The water permeance was calculated based on Eq. 1.

$$L=\frac{V}{A\cdot \Delta t\cdot \triangle p}$$
(1)

where L is the water permeance (L m−2 h−1 bar−1), V (m3) is the volume of permeate collected over Δt, A is the effective membrane area (m2), Δt and Δp represent the filtration time (h), and the transmembrane pressure.

$$R=\left(1-\frac{{C}_{p}}{{C}_{f}}\right)\times 100\%$$
(2)

where R is the salt rejection (%), Cp and Cf represent the concentration of permeate and feed solutions, respectively. The salt concentration was quantified by conductivity measurement, and dye solutions were measured by UV–vis.

In addition, mixed salt tests were performed in a similar way using the mixed solutions of NaCl and Na2SO4, where the total concentrations were kept constant at 2000 ppm while the weight ratios of Cl:SO42− were varied. The Cl- and SO42− concentrations were measured by ion chromatography.

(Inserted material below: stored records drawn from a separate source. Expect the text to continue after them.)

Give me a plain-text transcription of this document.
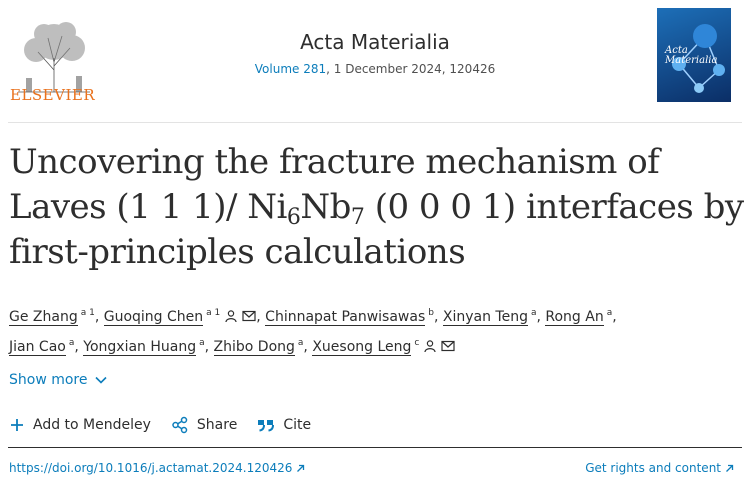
ELSEVIER
Acta Materialia
Volume 281, 1 December 2024, 120426
Acta Materialia
Uncovering the fracture mechanism of Laves (1 1 1)/ $Ni_6Nb_7$ (0 0 0 1) interfaces by first-principles calculations
Ge Zhang $^{a 1}$, Guoqing Chen $^{a 1}$	, Chinnapat Panwisawas $^b$, Xinyan Teng $^a$, Rong An $^a$,
Jian Cao $^a$, Yongxian Huang $^a$, Zhibo Dong $^a$, Xuesong Leng $^c$
Show more
Add to Mendeley	Share	Cite
https://doi.org/10.1016/j.actamat.2024.120426	Get rights and content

The Cl/SO42− selectivity was calculated based on the following equation:

$${S}_{{{{{{\rm{C}}}}}}{1}^{-}/S{{O}_{4}}^{2-}}=\frac{1-{R}_{{{Cl}}^{-}}}{1-{R}_{S{{O}_{4}}^{2-}}}$$
(3)

MD simulation

MD simulations in this work were conducted using the large-scale atomic/molecular massively parallel simulator (LAMMPS)39 package on a parallel Linux cluster. The results were visualized using the VMD40, and the initial setup was constructed with the Materials Studio 8.0 software. Water molecules were modeled using the SPC potential41, whereas other molecules were characterized using the OPLS–AA force field42, the parameters for which are shown in Supplementary Table 1. For all dynamics runs, the temperature was controlled using the Nosé–Hoover thermostat, and the pressure was controlled with the Berendsen barostat. The Lennard-Jones (LJ) and coulomb potentials were combined to compute pair interactions between atoms. The particle–particle–mesh (PPPM) k-space solver43 was used to address the long-range columbic interactions with a relative accuracy of 10−6. Two computing models were constructed in this work. Model A in Fig. 2a composes of an n-hexane phase and a water phase containing PIP molecules. The number of molecules and the cell dimensions can be found in Supplementary Table 2. A comparative system was likewise constructed with the addition of g-C3N4. The densities of water and n-hexane, as well as the concentrations of PIP, were determined in accordance with ref. 44. Throughout the simulation, the SHAKE algorithm45 was used to constrain the bond and angle of water molecules. Initially, energy minimization was utilized to eliminate atom overlaps. Following that, a 10 ns NVT run (T = 300 K) was performed to obtain data for further analysis. The non-bonded interaction energy between g-C3N4 and the other species was determined using Model B. A g-C3N4 layer was put at the bottom of the simulation cell, and water, n-hexane, and PIP molecules were deposited on it independently in each of the three simulation cells; the interaction energy between them and the g-C3N4 layer was determined after equilibrium had been attained.